• People come and go, like dead leaves on an autumn breeze.
    People are currency, each with their own set value.
    One measures this value based on information, on status; on faint whispers heard drifting through the streets.
    Soft tales told to build up or tear down the fortifications of a person’s existence and respectability.
    People can add to or subtract from a relationship, since relationships come and go as well.
    A father, a brother, a sister, a lover, all are fragile to the black sickle of death.
    Death is binding, in more ways than one.
    Death holds infinite finality.
    It gives and it takes, but it cannot take you from me, nor will the wayward fancies of finer things.
    Arsenic.

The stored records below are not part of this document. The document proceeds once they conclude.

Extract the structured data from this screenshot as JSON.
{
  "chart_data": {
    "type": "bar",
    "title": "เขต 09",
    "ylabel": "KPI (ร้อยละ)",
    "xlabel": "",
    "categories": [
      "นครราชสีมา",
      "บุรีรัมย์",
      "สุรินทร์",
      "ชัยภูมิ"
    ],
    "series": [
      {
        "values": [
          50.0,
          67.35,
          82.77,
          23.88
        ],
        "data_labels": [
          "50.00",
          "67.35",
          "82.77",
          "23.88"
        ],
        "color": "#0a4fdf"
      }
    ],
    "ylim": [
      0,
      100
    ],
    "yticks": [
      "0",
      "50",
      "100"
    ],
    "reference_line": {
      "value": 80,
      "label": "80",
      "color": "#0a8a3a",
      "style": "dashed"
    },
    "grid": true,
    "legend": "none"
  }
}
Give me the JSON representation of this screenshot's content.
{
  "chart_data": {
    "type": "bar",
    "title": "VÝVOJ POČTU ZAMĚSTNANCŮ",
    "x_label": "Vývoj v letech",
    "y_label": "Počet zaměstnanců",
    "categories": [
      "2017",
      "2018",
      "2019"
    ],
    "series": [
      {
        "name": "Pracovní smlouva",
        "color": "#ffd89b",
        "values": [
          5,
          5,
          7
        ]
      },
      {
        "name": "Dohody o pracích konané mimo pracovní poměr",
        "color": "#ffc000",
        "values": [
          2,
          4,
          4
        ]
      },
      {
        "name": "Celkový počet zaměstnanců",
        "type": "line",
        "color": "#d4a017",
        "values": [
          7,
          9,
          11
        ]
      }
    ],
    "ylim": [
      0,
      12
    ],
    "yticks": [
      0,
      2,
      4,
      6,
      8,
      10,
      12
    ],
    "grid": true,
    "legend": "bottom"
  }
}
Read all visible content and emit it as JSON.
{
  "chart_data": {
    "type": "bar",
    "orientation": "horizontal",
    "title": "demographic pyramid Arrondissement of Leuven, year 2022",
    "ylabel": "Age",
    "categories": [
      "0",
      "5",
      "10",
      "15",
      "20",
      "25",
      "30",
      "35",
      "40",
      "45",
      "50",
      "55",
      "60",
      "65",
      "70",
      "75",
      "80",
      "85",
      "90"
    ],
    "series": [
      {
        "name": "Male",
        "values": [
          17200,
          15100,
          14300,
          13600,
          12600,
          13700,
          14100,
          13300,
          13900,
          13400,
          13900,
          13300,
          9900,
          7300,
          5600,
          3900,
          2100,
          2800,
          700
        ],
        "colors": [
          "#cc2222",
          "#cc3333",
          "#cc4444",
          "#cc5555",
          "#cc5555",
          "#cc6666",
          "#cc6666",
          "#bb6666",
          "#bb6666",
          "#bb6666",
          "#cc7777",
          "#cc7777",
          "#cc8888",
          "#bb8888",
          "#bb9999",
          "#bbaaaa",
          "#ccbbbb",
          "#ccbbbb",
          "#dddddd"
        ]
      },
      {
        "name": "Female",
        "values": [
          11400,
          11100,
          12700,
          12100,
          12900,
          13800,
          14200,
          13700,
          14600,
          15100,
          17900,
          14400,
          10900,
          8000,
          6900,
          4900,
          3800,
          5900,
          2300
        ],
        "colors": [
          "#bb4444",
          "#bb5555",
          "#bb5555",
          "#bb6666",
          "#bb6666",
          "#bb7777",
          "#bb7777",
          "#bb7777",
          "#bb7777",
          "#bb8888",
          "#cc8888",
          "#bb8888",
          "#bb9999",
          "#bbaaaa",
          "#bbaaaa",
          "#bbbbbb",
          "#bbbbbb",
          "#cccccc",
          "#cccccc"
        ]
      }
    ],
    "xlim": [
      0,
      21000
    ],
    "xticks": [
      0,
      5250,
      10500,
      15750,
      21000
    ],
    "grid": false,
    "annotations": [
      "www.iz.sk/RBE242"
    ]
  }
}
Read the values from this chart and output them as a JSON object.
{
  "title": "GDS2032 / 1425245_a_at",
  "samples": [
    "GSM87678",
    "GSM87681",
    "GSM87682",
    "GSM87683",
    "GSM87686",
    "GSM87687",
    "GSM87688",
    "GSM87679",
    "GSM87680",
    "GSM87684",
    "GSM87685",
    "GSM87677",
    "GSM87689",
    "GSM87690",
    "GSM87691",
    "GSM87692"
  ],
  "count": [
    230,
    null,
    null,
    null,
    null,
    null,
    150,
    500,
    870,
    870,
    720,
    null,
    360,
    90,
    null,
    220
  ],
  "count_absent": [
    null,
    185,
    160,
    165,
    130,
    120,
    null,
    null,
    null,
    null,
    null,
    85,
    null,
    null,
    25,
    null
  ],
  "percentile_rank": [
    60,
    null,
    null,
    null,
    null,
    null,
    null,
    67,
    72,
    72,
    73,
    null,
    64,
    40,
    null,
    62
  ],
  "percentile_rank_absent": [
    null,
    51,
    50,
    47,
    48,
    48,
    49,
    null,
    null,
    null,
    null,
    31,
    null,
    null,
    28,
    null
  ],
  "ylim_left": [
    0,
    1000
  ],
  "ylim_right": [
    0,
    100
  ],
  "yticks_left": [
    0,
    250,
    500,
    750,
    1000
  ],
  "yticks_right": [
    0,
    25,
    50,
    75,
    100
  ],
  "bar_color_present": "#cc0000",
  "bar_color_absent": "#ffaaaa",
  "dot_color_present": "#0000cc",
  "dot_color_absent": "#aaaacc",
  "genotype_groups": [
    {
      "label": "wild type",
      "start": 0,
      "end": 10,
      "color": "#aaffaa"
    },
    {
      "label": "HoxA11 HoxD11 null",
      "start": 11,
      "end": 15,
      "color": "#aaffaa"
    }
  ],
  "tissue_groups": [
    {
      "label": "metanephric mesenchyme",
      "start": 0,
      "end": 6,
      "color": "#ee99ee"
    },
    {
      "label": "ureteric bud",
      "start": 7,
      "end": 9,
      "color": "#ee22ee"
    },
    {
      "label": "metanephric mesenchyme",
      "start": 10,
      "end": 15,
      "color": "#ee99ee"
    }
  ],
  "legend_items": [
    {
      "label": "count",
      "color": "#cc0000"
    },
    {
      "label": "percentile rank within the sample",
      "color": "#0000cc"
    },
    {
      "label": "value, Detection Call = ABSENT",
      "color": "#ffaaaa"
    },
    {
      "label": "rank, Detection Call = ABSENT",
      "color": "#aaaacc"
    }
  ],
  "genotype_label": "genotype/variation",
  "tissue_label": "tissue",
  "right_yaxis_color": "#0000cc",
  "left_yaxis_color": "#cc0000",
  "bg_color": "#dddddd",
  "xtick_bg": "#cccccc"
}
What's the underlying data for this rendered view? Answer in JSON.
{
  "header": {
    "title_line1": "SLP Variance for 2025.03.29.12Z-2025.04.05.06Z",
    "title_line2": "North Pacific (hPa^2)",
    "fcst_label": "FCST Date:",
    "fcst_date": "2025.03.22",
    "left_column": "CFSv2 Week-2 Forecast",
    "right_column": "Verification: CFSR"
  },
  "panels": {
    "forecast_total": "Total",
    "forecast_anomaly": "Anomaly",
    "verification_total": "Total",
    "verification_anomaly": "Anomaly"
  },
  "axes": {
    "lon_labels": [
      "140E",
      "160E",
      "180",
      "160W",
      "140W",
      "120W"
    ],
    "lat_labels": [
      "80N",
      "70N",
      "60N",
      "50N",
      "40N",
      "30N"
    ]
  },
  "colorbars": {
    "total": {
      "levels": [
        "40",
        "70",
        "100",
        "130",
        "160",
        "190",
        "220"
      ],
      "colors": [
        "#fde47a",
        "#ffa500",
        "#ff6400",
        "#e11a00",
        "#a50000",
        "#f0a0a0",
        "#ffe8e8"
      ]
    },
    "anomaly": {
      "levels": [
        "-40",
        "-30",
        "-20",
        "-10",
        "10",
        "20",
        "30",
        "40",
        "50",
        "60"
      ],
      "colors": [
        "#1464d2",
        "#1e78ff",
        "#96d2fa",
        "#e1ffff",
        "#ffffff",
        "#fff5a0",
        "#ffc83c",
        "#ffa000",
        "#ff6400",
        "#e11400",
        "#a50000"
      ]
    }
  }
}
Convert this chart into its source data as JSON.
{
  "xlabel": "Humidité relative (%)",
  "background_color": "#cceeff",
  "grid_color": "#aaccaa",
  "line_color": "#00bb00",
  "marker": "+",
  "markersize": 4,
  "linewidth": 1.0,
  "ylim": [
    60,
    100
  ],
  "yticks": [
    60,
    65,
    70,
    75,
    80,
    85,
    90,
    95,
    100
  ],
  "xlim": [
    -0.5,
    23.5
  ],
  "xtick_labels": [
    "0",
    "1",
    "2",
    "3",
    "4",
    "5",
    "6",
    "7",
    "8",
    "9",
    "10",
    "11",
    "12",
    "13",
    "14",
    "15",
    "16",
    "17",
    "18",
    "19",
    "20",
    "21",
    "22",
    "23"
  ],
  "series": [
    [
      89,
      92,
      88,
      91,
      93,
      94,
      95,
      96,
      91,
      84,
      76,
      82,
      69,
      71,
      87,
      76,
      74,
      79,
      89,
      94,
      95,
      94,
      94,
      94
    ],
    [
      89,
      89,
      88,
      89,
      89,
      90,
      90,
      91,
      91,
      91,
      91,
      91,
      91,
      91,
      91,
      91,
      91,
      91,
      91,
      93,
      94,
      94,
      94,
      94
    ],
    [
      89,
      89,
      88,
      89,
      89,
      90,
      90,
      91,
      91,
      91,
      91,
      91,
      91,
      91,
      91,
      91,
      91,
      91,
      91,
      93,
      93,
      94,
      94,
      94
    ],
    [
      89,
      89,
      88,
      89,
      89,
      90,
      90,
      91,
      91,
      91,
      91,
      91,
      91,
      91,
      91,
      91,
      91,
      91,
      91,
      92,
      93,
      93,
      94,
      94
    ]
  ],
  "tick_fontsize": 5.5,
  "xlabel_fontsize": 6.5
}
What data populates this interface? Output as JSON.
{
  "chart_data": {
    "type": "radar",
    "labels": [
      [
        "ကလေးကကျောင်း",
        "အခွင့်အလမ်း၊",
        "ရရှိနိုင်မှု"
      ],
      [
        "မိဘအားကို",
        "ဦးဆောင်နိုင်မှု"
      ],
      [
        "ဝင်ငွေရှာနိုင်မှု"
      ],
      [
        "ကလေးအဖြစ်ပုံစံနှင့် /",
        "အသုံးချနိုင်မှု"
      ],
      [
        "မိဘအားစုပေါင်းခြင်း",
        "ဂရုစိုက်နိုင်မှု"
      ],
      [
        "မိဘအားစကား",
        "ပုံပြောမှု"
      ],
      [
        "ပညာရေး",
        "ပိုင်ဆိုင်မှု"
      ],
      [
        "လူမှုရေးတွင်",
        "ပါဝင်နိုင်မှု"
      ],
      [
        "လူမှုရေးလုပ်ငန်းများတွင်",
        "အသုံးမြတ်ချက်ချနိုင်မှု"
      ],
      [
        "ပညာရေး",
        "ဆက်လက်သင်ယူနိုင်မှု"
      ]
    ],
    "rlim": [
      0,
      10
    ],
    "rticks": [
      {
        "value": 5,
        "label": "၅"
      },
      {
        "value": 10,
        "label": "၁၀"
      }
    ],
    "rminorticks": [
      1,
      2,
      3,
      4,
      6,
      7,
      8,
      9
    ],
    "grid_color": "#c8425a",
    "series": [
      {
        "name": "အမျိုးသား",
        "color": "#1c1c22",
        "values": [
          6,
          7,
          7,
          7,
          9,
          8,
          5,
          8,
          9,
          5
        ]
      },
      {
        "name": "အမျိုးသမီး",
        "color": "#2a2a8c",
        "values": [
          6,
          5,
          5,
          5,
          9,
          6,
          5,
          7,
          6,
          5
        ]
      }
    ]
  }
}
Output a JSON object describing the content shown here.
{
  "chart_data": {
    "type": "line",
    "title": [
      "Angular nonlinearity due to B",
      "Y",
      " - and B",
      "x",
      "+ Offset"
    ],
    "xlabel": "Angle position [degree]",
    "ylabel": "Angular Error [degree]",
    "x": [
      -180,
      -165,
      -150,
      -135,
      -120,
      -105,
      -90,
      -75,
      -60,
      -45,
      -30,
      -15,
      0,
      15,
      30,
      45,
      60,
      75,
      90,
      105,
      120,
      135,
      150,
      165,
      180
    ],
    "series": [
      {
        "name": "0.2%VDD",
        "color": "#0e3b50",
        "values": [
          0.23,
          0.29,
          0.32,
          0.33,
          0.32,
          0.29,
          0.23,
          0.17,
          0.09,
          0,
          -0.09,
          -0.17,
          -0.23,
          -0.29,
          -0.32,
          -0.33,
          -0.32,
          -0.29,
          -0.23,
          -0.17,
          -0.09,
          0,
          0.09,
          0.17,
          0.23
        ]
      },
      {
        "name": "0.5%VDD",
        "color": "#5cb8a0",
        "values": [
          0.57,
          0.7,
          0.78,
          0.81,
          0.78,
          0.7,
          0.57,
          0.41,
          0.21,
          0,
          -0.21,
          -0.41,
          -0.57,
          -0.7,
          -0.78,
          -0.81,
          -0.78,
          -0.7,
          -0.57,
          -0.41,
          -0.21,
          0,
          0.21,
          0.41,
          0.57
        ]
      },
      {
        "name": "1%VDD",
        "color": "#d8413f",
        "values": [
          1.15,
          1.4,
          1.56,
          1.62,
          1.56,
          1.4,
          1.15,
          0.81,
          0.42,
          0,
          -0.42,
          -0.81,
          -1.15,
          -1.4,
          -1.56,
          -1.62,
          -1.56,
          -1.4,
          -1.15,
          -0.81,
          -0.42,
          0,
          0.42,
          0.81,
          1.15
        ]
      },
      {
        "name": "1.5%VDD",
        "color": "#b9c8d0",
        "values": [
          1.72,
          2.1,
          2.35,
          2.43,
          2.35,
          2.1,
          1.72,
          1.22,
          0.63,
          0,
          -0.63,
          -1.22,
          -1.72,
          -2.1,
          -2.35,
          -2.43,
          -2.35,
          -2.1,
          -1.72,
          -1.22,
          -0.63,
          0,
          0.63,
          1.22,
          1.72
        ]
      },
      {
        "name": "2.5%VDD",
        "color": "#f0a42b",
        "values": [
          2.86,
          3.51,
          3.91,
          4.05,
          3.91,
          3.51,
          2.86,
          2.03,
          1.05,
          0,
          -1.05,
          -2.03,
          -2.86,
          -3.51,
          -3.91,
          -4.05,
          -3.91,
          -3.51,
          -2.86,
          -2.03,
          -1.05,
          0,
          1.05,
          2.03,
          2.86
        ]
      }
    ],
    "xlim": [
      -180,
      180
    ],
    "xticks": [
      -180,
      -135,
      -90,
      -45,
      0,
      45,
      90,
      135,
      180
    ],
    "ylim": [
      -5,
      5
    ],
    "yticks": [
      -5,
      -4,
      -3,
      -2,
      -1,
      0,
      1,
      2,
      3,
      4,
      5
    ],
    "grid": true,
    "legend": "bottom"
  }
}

Arsenic is a tool, a tool to bring one close.
    A tool to fortify the bonds of love, a binding, treacherous liquid of deadly and eternal commitment.
    I, Homer Barron, take you, Emily Grierson, to be my lawfully wedded wife forever.
    To have and to hold, to never leave, from this day forward, for better or for worse ( though feelings may fade), for richer or for poorer ( though father’s money dwindles) , in sickness and in health (no matter how time wears the look of age upon these pale cheeks), until death do us part ( we will be together forever).
    Yes, arsenic for hope, arsenic for love. Now you are forever mine, you cannot escape. Now, come, finish your tea and rest in my arms.